Sky soldiers of the 7th Flieger-Division cut off the evacuation of Polish officers in the invasion of that country in September 1939.
They made the the first airborne invasion when invading Denmark on the 9 April 1940, taking control of Aalborg Airport and other key strategic locations well behind the front lines by complete surprise. A sequel to this came the near simultaneous Norwegian campaign where German paratroopers captured the defended air base of Sola and leapfrogged around tough defensive obstacles to capture the rail junction at Dombas five days later (but was later taken prisoner by the Norwegians when they ran out of ammo– an important lesson that few airborne pundits kept in mind).
Then came Operation Fall Gelb during which Kurt Student’s Fallschirmjägers fell in little groups all over Belgium and the Netherlands capturing the bridges at Veldwezelt and Vroenhoeven along with the huge fort at Eben Emael. While most of these came out OK, (although Student caught a round from a Dutch infantryman’s Hemburg rifle), a larger effort to capture The Hague and the bridges around Rotterdam failed miserably as the paras went “a bridge to far” so to speak.
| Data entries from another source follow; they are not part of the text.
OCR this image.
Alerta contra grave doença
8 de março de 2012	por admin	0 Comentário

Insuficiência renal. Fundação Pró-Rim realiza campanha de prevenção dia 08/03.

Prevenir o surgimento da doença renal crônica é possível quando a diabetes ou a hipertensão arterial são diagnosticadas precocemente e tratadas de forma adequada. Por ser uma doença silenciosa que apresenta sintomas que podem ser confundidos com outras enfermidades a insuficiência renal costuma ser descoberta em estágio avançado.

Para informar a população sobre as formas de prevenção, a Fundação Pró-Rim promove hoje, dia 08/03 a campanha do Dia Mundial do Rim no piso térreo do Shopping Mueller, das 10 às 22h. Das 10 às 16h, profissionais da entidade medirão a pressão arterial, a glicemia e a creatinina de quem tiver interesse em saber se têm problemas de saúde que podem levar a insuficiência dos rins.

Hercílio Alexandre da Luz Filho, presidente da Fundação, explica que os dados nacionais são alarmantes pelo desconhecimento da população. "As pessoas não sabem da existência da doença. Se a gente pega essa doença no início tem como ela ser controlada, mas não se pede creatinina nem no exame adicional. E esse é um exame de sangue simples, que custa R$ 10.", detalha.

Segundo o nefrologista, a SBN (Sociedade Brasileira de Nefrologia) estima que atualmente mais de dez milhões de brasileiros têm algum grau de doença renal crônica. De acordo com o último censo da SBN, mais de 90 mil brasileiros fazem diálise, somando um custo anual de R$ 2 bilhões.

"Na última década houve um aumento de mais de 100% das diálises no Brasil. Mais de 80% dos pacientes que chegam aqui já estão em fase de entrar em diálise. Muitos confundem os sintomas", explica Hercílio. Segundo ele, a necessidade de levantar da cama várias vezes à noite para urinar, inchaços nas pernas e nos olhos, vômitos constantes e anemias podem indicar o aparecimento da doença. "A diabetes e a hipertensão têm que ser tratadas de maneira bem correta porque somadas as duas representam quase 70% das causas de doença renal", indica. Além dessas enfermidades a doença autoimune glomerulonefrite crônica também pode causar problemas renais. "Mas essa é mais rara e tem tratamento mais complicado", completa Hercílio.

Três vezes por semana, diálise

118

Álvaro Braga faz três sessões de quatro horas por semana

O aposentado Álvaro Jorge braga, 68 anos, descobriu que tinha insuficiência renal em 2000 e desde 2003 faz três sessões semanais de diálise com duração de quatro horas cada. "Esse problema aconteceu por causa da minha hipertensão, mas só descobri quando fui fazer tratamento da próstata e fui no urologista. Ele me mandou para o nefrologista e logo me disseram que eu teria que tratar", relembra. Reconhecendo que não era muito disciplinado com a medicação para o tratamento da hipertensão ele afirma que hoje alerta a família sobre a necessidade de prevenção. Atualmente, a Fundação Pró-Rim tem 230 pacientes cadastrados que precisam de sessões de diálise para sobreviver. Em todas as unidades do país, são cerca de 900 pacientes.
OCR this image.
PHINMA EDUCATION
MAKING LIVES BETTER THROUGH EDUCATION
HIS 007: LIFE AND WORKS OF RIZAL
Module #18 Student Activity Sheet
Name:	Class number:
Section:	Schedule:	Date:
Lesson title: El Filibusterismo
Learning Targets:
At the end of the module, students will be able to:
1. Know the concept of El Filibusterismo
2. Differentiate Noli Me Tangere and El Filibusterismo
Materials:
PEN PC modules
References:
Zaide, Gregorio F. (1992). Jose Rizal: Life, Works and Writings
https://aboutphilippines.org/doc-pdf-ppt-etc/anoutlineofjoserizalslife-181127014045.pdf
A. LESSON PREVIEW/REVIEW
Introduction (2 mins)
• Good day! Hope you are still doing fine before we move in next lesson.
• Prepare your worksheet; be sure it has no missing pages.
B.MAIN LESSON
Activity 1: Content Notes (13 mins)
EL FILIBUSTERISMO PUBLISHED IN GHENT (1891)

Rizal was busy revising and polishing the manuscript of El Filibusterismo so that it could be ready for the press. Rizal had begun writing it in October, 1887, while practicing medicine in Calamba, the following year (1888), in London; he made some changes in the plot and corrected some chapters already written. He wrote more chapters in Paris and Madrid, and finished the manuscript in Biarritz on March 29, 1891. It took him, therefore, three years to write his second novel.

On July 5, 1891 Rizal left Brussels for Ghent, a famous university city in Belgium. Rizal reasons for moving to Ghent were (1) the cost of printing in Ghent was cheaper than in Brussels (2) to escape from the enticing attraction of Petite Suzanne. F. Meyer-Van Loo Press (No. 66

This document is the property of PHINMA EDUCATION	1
Nevertheless, Student’s paratroops were expanded into the 14,000-strong XI. Fliegerkorps, and, used in conjunction with follow-on airlifted troops, conducted the first mainly airborne invasion in military history in Operation Mercury when they dropped into Crete on May 20. While they won the 13-day battle, they faced a some 40,000~ Greek and Commonwealth troops who were ready for them– definitely not the ideal for a mass airborne jump.
On the first day, Student landed 750 glider troops and 7,200 paratroops– of which 80 percent wound up as casualties.